As I see ideas that I think others in my network will value, I will retweet them, as I’ve done with the Tweet below.

This is what I’ve been doing for almost 40 years. As I’ve collected information and ideas that I was using to build a volunteer-based tutor/mentor program in Chicago, I began to invite leaders from other programs together once a month to share their own ideas, while I shared mine.  This helped me. It helped them, too.

In 1993 I formalized this invitation to gather by creating the Tutor/Mentor Connection, with a mission to

gather and organize all that is known about successful non-school tutoring/mentoring programs and apply that knowledge to expand the availability and enhance the effectiveness of these services to children throughout the Chicago region.

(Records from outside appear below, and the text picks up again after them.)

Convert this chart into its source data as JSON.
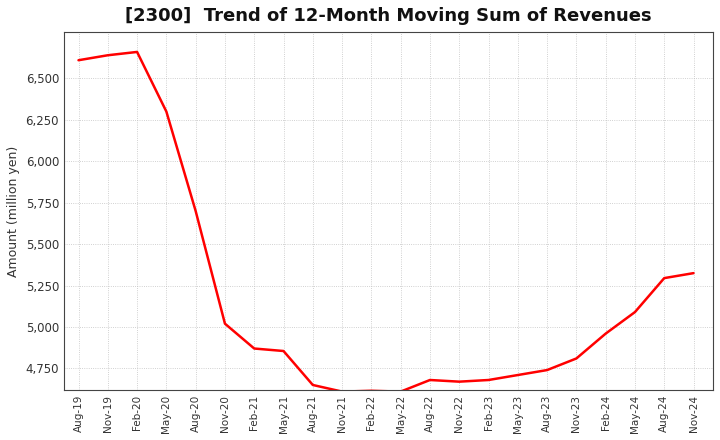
{
  "title": "[2300]  Trend of 12-Month Moving Sum of Revenues",
  "ylabel": "Amount (million yen)",
  "line_color": "#FF0000",
  "background_color": "#FFFFFF",
  "grid_color": "#BBBBBB",
  "x_labels": [
    "Aug-19",
    "Nov-19",
    "Feb-20",
    "May-20",
    "Aug-20",
    "Nov-20",
    "Feb-21",
    "May-21",
    "Aug-21",
    "Nov-21",
    "Feb-22",
    "May-22",
    "Aug-22",
    "Nov-22",
    "Feb-23",
    "May-23",
    "Aug-23",
    "Nov-23",
    "Feb-24",
    "May-24",
    "Aug-24",
    "Nov-24"
  ],
  "x_values": [
    0,
    3,
    6,
    9,
    12,
    15,
    18,
    21,
    24,
    27,
    30,
    33,
    36,
    39,
    42,
    45,
    48,
    51,
    54,
    57,
    60,
    63
  ],
  "y_values": [
    6610,
    6640,
    6660,
    6300,
    5700,
    5020,
    4870,
    4855,
    4650,
    4610,
    4615,
    4610,
    4680,
    4670,
    4680,
    4710,
    4740,
    4810,
    4960,
    5090,
    5295,
    5325
  ],
  "ylim_min": 4620,
  "ylim_max": 6780,
  "yticks": [
    4750,
    5000,
    5250,
    5500,
    5750,
    6000,
    6250,
    6500
  ],
  "line_width": 1.8,
  "title_fontsize": 13,
  "ylabel_fontsize": 9,
  "tick_fontsize": 8.5,
  "xtick_fontsize": 7.5
}
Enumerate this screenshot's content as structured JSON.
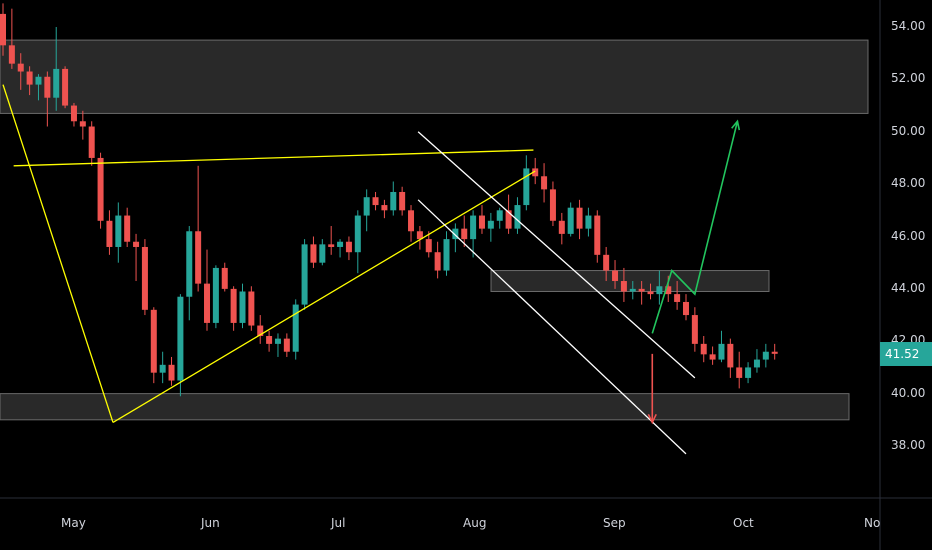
{
  "colors": {
    "background": "#000000",
    "up": "#26a69a",
    "down": "#ef5350",
    "zone": "#4a4a4a",
    "trendline": "#ffff00",
    "channel": "#ffffff",
    "projection_up": "#22c55e",
    "projection_down": "#ef5350",
    "axis_text": "#d1d4dc",
    "last_price_bg": "#26a69a"
  },
  "last_price": "41.52",
  "chart_data": {
    "type": "candlestick",
    "title": "",
    "y_axis": {
      "ticks": [
        "54.00",
        "52.00",
        "50.00",
        "48.00",
        "46.00",
        "44.00",
        "42.00",
        "40.00",
        "38.00"
      ],
      "range": [
        36.0,
        55.0
      ]
    },
    "x_axis": {
      "ticks": [
        "May",
        "Jun",
        "Jul",
        "Aug",
        "Sep",
        "Oct",
        "No"
      ]
    },
    "zones": [
      {
        "name": "resistance-zone",
        "low": 50.7,
        "high": 53.5
      },
      {
        "name": "mid-zone",
        "low": 43.9,
        "high": 44.7
      },
      {
        "name": "support-zone",
        "low": 39.0,
        "high": 40.0
      }
    ],
    "candles": [
      [
        54.5,
        54.9,
        52.9,
        53.3
      ],
      [
        53.3,
        54.7,
        52.4,
        52.6
      ],
      [
        52.6,
        53.0,
        51.6,
        52.3
      ],
      [
        52.3,
        52.5,
        51.4,
        51.8
      ],
      [
        51.8,
        52.2,
        51.2,
        52.1
      ],
      [
        52.1,
        52.3,
        50.2,
        51.3
      ],
      [
        51.3,
        54.0,
        50.8,
        52.4
      ],
      [
        52.4,
        52.5,
        50.9,
        51.0
      ],
      [
        51.0,
        51.1,
        50.2,
        50.4
      ],
      [
        50.4,
        50.8,
        49.7,
        50.2
      ],
      [
        50.2,
        50.4,
        48.7,
        49.0
      ],
      [
        49.0,
        49.2,
        46.3,
        46.6
      ],
      [
        46.6,
        47.0,
        45.3,
        45.6
      ],
      [
        45.6,
        47.3,
        45.0,
        46.8
      ],
      [
        46.8,
        47.1,
        45.6,
        45.8
      ],
      [
        45.8,
        46.1,
        44.3,
        45.6
      ],
      [
        45.6,
        45.9,
        43.0,
        43.2
      ],
      [
        43.2,
        43.3,
        40.4,
        40.8
      ],
      [
        40.8,
        41.6,
        40.4,
        41.1
      ],
      [
        41.1,
        41.4,
        40.3,
        40.5
      ],
      [
        40.5,
        43.8,
        39.9,
        43.7
      ],
      [
        43.7,
        46.4,
        42.8,
        46.2
      ],
      [
        46.2,
        48.7,
        43.9,
        44.2
      ],
      [
        44.2,
        45.5,
        42.4,
        42.7
      ],
      [
        42.7,
        44.9,
        42.5,
        44.8
      ],
      [
        44.8,
        45.0,
        43.9,
        44.0
      ],
      [
        44.0,
        44.1,
        42.4,
        42.7
      ],
      [
        42.7,
        44.2,
        42.5,
        43.9
      ],
      [
        43.9,
        44.1,
        42.4,
        42.6
      ],
      [
        42.6,
        43.0,
        41.9,
        42.2
      ],
      [
        42.2,
        42.4,
        41.6,
        41.9
      ],
      [
        41.9,
        42.3,
        41.4,
        42.1
      ],
      [
        42.1,
        42.3,
        41.4,
        41.6
      ],
      [
        41.6,
        43.6,
        41.3,
        43.4
      ],
      [
        43.4,
        45.9,
        43.2,
        45.7
      ],
      [
        45.7,
        46.0,
        44.8,
        45.0
      ],
      [
        45.0,
        45.9,
        44.9,
        45.7
      ],
      [
        45.7,
        46.4,
        45.3,
        45.6
      ],
      [
        45.6,
        45.9,
        45.2,
        45.8
      ],
      [
        45.8,
        46.0,
        45.1,
        45.4
      ],
      [
        45.4,
        47.0,
        44.6,
        46.8
      ],
      [
        46.8,
        47.8,
        46.2,
        47.5
      ],
      [
        47.5,
        47.7,
        47.0,
        47.2
      ],
      [
        47.2,
        47.4,
        46.7,
        47.0
      ],
      [
        47.0,
        48.1,
        46.8,
        47.7
      ],
      [
        47.7,
        47.9,
        46.8,
        47.0
      ],
      [
        47.0,
        47.2,
        45.8,
        46.2
      ],
      [
        46.2,
        46.4,
        45.5,
        45.9
      ],
      [
        45.9,
        46.2,
        45.2,
        45.4
      ],
      [
        45.4,
        45.8,
        44.4,
        44.7
      ],
      [
        44.7,
        46.2,
        44.5,
        45.9
      ],
      [
        45.9,
        46.5,
        45.4,
        46.3
      ],
      [
        46.3,
        46.8,
        45.6,
        45.9
      ],
      [
        45.9,
        47.0,
        45.2,
        46.8
      ],
      [
        46.8,
        47.2,
        46.1,
        46.3
      ],
      [
        46.3,
        46.9,
        45.8,
        46.6
      ],
      [
        46.6,
        47.1,
        46.3,
        47.0
      ],
      [
        47.0,
        47.6,
        46.1,
        46.3
      ],
      [
        46.3,
        47.5,
        46.1,
        47.2
      ],
      [
        47.2,
        49.1,
        47.0,
        48.6
      ],
      [
        48.6,
        49.0,
        48.0,
        48.3
      ],
      [
        48.3,
        48.8,
        47.3,
        47.8
      ],
      [
        47.8,
        48.1,
        46.4,
        46.6
      ],
      [
        46.6,
        46.9,
        45.7,
        46.1
      ],
      [
        46.1,
        47.3,
        46.0,
        47.1
      ],
      [
        47.1,
        47.4,
        45.9,
        46.3
      ],
      [
        46.3,
        47.1,
        46.0,
        46.8
      ],
      [
        46.8,
        47.0,
        45.0,
        45.3
      ],
      [
        45.3,
        45.6,
        44.3,
        44.7
      ],
      [
        44.7,
        45.1,
        44.0,
        44.3
      ],
      [
        44.3,
        44.8,
        43.5,
        43.9
      ],
      [
        43.9,
        44.3,
        43.6,
        44.0
      ],
      [
        44.0,
        44.3,
        43.4,
        43.9
      ],
      [
        43.9,
        44.2,
        43.6,
        43.8
      ],
      [
        43.8,
        44.7,
        43.4,
        44.1
      ],
      [
        44.1,
        44.5,
        43.5,
        43.8
      ],
      [
        43.8,
        44.3,
        43.2,
        43.5
      ],
      [
        43.5,
        43.8,
        42.8,
        43.0
      ],
      [
        43.0,
        43.3,
        41.6,
        41.9
      ],
      [
        41.9,
        42.2,
        41.2,
        41.5
      ],
      [
        41.5,
        41.8,
        41.1,
        41.3
      ],
      [
        41.3,
        42.4,
        41.2,
        41.9
      ],
      [
        41.9,
        42.1,
        40.6,
        41.0
      ],
      [
        41.0,
        41.6,
        40.2,
        40.6
      ],
      [
        40.6,
        41.2,
        40.4,
        41.0
      ],
      [
        41.0,
        41.7,
        40.8,
        41.3
      ],
      [
        41.3,
        41.9,
        41.0,
        41.6
      ],
      [
        41.6,
        41.9,
        41.3,
        41.52
      ]
    ],
    "lines": [
      {
        "name": "descending-support-line",
        "color": "trendline",
        "points": [
          [
            0,
            51.8
          ],
          [
            12.4,
            38.9
          ]
        ]
      },
      {
        "name": "horizontal-resistance-line",
        "color": "trendline",
        "points": [
          [
            1.2,
            48.7
          ],
          [
            59.8,
            49.3
          ]
        ]
      },
      {
        "name": "rising-trendline",
        "color": "trendline",
        "points": [
          [
            12.4,
            38.9
          ],
          [
            60.0,
            48.5
          ]
        ]
      },
      {
        "name": "channel-upper-line",
        "color": "channel",
        "points": [
          [
            46.8,
            50.0
          ],
          [
            78.0,
            40.6
          ]
        ]
      },
      {
        "name": "channel-lower-line",
        "color": "channel",
        "points": [
          [
            46.8,
            47.4
          ],
          [
            77.0,
            37.7
          ]
        ]
      }
    ],
    "projections": [
      {
        "name": "bullish-projection",
        "color": "projection_up",
        "points": [
          [
            73.2,
            42.3
          ],
          [
            75.4,
            44.7
          ],
          [
            78.0,
            43.8
          ],
          [
            82.8,
            50.4
          ]
        ]
      },
      {
        "name": "bearish-projection",
        "color": "projection_down",
        "points": [
          [
            73.2,
            41.52
          ],
          [
            73.2,
            38.9
          ]
        ]
      }
    ]
  }
}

The first goal of the T/MC was to do an inventory of Chicago to learn who was already offering some time of volunteer-based tutoring and/or mentoring, then to build an on-going public education campaign intended to draw those organizations together to learn from each other, or from the library I was building, and to education and motivate volunteers and donors to reach out consistently to support the on-going operations and improvement of programs in every poverty neighborhood of Chicago, not just the most visible programs.

Using the Directory of programs I was able to invite people to gather for a networking and learning conference, which I held every six months from May 1994 to May 2015.  I was able to invite programs to work together in an August/September Back-to-School volunteer recruitment campaign which launched in 1995 and at it’s peak in 2002, involved over 150 organizations. I still support that effort by hosting this list of more than 200 Chicago area youth serving organizations and by calling on volunteers and donors to shop and choose programs to support through blog articles I write regularly, and hopefully through articles others write, borrowing from my example.

Initially I shared what I was learning in printed newsletters, then in 1998 I started sharing this information through web sites and email newsletters. In 2005 I started sharing via blogs and then social media.

I started mapping program locations and indicators of need in 1994 and have continued to do this, with the help of volunteers and an inconsistent flow of dollars, through 2011. I still host an interactive map platform, but it’s out of date and needs tech support to be updated. It’s a model for what is possible.

Since this is a first blog, and an introduction, I’ll stop here. Hopefully in coming articles I’ll apply some of the ideas from the #consciouscolab event in helping others understand what a Tutor/Mentor Connection is, how it can be applied in their own city, and how I can help them with ideas and resources.